Cemitério. MATHEUS olha para uma lápide quando CARLOS se

aproxima.

CARLOS: Bom dia, Matheus.

MATHEUS (seco e direto): Bom dia.

CARLOS: Faz um tempo que não te vejo nos cultos.

MATHEUS: Tenho andado meio ocupado nos últimos dias,

pastor. Sinto muito.

CARLOS: Por favor, não se sinta cobrado. Só estou

preocupado.

MATHEUS: Por isso veio aqui a essa hora da manhã? Está

preocupado comigo?

CARLOS: Eu vim fazer o enterro do Sr. Osvaldo. Você lembra

dele, não é? Ele ajudava no ministério da igreja.

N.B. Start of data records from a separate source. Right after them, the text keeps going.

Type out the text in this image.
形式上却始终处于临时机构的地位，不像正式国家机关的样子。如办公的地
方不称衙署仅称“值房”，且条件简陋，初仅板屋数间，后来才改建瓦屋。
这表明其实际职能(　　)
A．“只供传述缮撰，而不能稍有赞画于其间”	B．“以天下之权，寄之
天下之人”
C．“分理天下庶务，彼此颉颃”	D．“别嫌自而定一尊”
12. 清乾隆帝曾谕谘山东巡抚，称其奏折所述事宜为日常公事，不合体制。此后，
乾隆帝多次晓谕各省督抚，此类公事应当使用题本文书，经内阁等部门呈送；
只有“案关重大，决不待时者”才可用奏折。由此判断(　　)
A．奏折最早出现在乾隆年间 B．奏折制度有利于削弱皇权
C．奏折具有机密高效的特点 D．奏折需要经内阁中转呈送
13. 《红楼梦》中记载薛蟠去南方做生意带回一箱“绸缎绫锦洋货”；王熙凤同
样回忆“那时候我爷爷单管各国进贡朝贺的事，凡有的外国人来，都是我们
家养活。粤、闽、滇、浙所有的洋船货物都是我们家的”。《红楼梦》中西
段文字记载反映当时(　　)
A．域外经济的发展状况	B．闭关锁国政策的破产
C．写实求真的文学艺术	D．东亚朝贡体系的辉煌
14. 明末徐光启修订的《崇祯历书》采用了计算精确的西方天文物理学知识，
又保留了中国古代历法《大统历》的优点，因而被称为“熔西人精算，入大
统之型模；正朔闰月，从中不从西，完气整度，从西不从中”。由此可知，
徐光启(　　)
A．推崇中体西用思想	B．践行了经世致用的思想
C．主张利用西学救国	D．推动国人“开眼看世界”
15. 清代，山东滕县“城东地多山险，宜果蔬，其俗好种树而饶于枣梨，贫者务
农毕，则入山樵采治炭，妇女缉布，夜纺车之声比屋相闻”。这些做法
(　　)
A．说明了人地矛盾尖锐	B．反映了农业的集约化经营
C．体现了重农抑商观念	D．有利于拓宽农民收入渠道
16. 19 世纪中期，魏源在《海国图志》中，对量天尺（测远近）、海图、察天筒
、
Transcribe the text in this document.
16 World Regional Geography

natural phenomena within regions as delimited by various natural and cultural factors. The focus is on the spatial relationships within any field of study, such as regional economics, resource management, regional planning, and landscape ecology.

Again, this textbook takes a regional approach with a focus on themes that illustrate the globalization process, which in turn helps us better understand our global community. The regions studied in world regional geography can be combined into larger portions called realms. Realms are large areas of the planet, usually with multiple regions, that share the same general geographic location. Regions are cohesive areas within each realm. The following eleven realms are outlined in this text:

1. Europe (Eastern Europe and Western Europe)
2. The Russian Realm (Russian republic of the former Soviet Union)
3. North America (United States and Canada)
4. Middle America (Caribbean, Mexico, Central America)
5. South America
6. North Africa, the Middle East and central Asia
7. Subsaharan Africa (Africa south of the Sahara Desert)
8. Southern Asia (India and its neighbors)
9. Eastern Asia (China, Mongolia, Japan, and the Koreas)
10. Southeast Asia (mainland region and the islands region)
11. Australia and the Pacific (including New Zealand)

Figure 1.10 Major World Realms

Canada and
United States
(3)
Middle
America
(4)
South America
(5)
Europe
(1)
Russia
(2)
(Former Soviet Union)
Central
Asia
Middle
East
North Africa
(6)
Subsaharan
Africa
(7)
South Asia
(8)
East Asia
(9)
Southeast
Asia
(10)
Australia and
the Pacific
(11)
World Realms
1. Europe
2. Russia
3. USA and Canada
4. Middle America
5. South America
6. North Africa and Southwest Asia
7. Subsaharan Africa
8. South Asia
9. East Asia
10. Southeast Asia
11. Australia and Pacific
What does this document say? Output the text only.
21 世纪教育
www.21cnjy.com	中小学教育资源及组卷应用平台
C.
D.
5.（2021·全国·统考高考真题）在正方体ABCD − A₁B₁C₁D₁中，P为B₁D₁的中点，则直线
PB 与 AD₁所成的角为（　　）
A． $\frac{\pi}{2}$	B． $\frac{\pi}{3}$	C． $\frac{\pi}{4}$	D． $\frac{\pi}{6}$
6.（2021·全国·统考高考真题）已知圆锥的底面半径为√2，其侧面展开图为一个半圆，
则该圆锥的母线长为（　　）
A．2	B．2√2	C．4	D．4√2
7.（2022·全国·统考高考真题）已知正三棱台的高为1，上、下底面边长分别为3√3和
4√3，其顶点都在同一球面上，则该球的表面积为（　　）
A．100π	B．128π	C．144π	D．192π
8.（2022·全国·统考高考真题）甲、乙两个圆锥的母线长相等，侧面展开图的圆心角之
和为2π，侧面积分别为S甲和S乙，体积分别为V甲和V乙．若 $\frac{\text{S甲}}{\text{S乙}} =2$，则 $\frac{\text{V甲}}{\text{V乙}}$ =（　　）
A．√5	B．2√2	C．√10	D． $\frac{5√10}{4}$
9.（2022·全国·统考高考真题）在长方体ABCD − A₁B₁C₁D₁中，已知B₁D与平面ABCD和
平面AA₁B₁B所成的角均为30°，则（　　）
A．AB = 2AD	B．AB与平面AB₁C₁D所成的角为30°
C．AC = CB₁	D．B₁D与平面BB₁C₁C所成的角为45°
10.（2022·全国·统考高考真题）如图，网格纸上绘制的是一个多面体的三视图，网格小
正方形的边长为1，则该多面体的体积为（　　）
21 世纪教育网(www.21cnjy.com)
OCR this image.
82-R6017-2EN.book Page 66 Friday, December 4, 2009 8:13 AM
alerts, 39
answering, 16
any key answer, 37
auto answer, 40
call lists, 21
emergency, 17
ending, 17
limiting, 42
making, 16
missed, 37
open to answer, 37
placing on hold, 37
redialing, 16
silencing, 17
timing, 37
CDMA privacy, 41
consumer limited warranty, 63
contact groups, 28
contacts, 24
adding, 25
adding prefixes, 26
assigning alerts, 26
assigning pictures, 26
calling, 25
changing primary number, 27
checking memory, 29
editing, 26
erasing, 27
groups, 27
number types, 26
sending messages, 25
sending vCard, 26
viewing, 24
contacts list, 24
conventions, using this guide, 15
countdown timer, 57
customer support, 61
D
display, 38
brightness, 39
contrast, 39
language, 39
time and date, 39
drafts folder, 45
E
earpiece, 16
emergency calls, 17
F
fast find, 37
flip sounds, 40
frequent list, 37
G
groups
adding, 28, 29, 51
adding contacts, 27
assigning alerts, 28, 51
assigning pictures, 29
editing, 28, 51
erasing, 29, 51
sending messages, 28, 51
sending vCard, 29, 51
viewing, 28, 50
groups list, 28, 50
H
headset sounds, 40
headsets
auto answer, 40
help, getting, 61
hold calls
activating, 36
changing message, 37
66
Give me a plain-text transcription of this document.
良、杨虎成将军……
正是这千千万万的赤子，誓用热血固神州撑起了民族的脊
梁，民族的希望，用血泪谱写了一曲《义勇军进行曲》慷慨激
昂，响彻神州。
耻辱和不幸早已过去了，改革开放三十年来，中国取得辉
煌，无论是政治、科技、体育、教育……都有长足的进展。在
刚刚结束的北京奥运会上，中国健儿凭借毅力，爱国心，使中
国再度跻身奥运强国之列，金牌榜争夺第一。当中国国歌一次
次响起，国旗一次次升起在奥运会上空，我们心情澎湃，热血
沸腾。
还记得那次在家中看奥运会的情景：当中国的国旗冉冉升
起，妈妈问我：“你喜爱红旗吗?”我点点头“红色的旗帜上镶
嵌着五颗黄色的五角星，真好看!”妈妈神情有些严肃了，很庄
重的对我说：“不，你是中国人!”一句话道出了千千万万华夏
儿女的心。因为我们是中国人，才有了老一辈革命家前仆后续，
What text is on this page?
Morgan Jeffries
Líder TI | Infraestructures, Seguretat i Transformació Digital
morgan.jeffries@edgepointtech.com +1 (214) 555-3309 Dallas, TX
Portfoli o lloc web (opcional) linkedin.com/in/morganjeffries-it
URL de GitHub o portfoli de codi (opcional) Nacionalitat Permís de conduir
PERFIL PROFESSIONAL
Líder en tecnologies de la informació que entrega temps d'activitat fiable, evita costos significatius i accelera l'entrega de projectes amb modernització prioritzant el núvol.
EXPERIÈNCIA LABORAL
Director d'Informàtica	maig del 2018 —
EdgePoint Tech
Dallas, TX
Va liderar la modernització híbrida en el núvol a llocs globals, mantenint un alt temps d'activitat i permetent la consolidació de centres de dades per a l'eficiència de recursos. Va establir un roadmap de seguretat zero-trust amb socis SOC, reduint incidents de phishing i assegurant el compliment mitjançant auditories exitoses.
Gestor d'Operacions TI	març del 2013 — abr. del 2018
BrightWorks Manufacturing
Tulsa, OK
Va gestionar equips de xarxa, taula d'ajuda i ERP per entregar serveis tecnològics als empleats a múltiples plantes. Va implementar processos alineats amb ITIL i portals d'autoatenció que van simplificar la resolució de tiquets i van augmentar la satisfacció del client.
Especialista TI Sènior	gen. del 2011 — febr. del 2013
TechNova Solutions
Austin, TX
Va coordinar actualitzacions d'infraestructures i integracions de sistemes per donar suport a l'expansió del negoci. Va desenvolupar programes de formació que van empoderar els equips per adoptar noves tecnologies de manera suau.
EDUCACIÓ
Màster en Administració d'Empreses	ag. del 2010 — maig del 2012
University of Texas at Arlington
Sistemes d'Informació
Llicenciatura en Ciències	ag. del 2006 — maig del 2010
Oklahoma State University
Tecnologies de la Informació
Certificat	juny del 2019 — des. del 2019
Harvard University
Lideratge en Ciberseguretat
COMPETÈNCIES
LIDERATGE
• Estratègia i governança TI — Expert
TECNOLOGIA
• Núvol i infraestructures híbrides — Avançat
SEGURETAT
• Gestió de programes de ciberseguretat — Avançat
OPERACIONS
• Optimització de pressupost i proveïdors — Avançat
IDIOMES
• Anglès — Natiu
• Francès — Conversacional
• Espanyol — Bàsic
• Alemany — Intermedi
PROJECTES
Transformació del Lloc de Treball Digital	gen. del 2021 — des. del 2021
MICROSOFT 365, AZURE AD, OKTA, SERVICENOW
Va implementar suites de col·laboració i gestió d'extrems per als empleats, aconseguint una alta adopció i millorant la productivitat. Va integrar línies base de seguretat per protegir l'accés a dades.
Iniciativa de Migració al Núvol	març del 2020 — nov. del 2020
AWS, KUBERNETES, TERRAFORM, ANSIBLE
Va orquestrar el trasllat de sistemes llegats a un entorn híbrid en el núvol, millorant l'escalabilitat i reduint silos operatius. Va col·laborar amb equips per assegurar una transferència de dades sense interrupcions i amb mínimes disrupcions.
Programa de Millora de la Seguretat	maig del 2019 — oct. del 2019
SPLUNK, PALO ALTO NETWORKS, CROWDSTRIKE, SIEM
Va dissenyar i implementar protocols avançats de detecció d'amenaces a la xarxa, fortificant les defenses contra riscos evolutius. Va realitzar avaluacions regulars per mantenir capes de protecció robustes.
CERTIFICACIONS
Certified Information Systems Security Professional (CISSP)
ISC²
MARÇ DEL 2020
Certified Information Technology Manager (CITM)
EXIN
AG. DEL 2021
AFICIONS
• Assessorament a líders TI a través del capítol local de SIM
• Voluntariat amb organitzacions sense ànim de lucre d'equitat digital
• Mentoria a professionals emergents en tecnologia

MATHEUS: Mande meus pêsames aos familiares dele. Eu sei o

que é a dor de perder alguém.

CARLOS: Eu sei que você sabe...

MATHEUS: Eu preciso ir. Tenho que trabalhar.

CARLOS: Matheus... Se precisar conversar. Eu estou aqui.

Estou sempre aqui. Espero ver você no culto desse

domingo. (olhando para a lápide) Todos esperam.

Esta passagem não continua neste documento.